Londres continua a ser o epicentro da infraestrutura digital do Reino Unido, concentrando quase 40% dos 555 datacenters do país e dois terços de sua capacidade de computação, estimada em 1,6 GW. A capital soma sozinha mais de 1 GW de potência instalada, um reflexo de sua importância como centro financeiro e ponto de conexão com cabos submarinos.

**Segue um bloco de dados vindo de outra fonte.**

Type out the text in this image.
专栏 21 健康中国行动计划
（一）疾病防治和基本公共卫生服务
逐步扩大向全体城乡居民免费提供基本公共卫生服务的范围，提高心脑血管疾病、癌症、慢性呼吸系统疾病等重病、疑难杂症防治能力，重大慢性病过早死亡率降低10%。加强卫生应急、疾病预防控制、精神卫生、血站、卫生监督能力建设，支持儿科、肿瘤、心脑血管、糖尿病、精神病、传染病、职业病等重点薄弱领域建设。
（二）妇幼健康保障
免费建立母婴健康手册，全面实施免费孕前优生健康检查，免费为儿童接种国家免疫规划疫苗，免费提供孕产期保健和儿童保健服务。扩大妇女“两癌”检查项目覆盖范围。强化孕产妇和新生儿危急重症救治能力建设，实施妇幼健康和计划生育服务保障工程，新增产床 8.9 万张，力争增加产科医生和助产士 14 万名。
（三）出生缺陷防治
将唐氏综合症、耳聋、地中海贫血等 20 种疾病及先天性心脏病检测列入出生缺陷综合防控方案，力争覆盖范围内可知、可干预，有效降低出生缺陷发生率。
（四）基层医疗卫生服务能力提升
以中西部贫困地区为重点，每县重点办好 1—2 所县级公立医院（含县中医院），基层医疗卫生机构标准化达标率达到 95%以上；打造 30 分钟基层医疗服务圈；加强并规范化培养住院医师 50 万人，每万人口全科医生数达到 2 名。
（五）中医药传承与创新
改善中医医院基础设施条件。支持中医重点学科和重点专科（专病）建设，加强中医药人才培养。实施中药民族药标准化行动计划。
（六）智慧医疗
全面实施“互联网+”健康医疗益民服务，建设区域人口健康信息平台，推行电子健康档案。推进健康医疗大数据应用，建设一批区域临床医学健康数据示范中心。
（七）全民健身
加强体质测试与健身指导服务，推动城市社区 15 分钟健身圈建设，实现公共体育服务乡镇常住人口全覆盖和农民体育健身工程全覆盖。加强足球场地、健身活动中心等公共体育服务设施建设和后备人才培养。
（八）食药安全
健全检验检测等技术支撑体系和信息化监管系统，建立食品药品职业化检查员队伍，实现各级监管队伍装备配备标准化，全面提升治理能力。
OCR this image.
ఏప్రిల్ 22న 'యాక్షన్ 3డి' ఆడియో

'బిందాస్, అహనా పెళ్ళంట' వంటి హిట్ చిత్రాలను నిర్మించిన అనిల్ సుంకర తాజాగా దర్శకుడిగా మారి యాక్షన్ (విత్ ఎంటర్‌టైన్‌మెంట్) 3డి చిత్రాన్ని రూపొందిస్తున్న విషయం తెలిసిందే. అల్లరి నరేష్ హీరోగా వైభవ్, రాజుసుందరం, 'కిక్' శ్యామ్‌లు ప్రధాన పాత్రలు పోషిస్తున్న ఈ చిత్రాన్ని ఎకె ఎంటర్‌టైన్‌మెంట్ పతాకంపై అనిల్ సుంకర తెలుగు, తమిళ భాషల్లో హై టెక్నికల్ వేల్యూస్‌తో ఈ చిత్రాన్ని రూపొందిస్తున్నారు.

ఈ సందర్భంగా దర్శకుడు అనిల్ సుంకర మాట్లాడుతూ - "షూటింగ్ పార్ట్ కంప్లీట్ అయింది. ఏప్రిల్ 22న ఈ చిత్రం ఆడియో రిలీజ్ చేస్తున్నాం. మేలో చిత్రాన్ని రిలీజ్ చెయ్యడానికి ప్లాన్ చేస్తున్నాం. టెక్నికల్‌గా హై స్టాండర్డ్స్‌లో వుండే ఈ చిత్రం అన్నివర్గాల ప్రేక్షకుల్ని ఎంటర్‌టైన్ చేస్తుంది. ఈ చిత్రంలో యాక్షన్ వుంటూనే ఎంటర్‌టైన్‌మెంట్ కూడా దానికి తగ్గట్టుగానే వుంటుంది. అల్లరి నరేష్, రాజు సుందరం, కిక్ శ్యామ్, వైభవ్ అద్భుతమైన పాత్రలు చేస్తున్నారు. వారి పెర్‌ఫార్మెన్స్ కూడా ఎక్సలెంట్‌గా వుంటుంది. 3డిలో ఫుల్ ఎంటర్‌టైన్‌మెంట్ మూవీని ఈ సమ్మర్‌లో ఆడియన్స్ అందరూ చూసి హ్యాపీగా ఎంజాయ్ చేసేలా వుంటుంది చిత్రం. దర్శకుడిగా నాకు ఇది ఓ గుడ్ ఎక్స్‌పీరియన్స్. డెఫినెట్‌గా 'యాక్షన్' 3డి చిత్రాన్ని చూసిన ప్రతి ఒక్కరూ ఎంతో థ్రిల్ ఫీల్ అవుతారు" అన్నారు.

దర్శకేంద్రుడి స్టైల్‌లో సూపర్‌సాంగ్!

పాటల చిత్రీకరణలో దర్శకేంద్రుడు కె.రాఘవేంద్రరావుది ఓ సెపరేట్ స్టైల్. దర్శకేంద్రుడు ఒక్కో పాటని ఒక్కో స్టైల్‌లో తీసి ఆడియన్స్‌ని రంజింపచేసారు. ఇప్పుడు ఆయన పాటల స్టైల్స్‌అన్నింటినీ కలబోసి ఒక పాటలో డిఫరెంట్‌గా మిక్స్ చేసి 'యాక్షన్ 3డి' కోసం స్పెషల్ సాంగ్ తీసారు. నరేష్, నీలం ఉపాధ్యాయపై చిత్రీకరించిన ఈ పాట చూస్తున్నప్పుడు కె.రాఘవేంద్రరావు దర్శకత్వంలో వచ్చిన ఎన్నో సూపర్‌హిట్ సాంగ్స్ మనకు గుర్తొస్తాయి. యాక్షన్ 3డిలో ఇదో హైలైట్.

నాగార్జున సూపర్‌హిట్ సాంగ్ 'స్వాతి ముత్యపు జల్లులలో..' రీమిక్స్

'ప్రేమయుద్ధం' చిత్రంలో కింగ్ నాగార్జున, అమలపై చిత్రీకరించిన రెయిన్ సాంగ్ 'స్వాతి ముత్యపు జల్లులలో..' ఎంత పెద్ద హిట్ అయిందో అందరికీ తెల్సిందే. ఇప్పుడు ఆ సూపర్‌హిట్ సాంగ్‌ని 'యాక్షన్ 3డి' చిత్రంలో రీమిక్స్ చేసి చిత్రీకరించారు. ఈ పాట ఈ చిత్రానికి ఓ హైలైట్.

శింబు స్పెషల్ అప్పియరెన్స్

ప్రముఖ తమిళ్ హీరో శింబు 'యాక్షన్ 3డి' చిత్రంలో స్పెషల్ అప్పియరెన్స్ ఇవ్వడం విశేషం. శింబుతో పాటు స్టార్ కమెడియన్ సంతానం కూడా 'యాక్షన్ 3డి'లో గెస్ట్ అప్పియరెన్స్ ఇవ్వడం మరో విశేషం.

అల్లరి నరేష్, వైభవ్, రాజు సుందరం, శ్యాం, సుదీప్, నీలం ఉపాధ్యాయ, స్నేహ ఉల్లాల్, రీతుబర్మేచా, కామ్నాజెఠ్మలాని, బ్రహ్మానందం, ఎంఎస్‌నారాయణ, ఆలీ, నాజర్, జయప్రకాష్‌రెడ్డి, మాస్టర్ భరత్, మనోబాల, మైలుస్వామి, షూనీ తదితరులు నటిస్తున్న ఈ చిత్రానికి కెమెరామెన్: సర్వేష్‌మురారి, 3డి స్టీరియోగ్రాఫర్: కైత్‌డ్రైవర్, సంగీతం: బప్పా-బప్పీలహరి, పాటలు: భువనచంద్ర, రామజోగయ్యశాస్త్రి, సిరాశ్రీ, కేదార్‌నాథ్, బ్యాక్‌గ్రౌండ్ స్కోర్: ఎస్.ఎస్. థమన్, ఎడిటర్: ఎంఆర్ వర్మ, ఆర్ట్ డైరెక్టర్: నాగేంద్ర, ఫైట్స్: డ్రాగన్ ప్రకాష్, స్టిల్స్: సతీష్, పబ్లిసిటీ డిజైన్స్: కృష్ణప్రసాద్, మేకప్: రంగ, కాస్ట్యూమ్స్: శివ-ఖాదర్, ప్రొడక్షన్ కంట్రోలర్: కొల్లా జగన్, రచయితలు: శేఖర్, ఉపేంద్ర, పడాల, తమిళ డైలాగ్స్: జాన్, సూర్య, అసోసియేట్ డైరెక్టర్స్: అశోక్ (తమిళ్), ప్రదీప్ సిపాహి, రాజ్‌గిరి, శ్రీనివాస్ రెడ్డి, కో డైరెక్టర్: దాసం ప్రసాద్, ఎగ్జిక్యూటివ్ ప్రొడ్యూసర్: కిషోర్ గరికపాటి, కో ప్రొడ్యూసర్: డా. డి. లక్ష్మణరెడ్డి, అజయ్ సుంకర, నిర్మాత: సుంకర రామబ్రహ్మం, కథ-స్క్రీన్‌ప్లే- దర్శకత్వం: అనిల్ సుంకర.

Contudo, essa hegemonia começa a ser desafiada por uma realidade física e econômica. Segundo uma reportagem do site The Register, um movimento significativo de expansão para outras regiões está em andamento, impulsionado não apenas pela demanda crescente da inteligência artificial, mas principalmente pelas restrições de energia e planejamento urbano que se tornaram críticas na metrópole.
A capital sob pressão
A concentração em Londres, com seus 219 datacenters, não é um acaso. Historicamente, a proximidade com a City e com as rotas de fibra ótica que cruzam o Atlântico justificou os investimentos. O problema é que o crescimento atingiu um teto. A rede elétrica londrina já opera sob estresse, e a obtenção de licenças para novas construções de grande porte tornou-se um processo lento e custoso.
Essa saturação força os desenvolvedores a buscarem alternativas fora do anel viário M25. A leitura é que o modelo de hipercentralização, que funcionou por décadas, está se esgotando. A demanda por capacidade, especialmente para cargas de trabalho de IA, não diminuiu, mas a oferta de espaço e energia em Londres já não consegue acompanhá-la no mesmo ritmo, criando uma oportunidade para o desenvolvimento regional.
O avanço das regiões
O mapa da expansão revela uma nova geografia. O País de Gales, por exemplo, já desponta como a segunda região em capacidade (154 MW), à frente do Sudeste da Inglaterra (128 MW). Mas o futuro parece ainda mais distribuído, com projetos de escala massiva planejados para o norte do país. O destaque é o plano da gestora Blackstone para uma instalação de 720 MW em Northumberland, um projeto que, sozinho, representa quase metade da capacidade atual de todo o Reino Unido.
Essa migração, no entanto, não é isenta de obstáculos. O custo da energia em todo o país é um fator crítico, como evidenciado pela decisão da OpenAI de pausar seus planos para um datacenter na região. A descentralização é, portanto, uma faca de dois gumes: resolve o gargalo londrino, mas expõe os projetos a desafios macroeconômicos e de infraestrutura em escala nacional.
O redesenho do mapa de datacenters britânico não é apenas uma história sobre imóveis e tecnologia. É um indicativo de como as restrições do mundo físico — terra e energia — estão moldando a arquitetura da economia digital. A expansão para a periferia não é uma opção, mas uma necessidade imposta pelos limites do crescimento concentrado.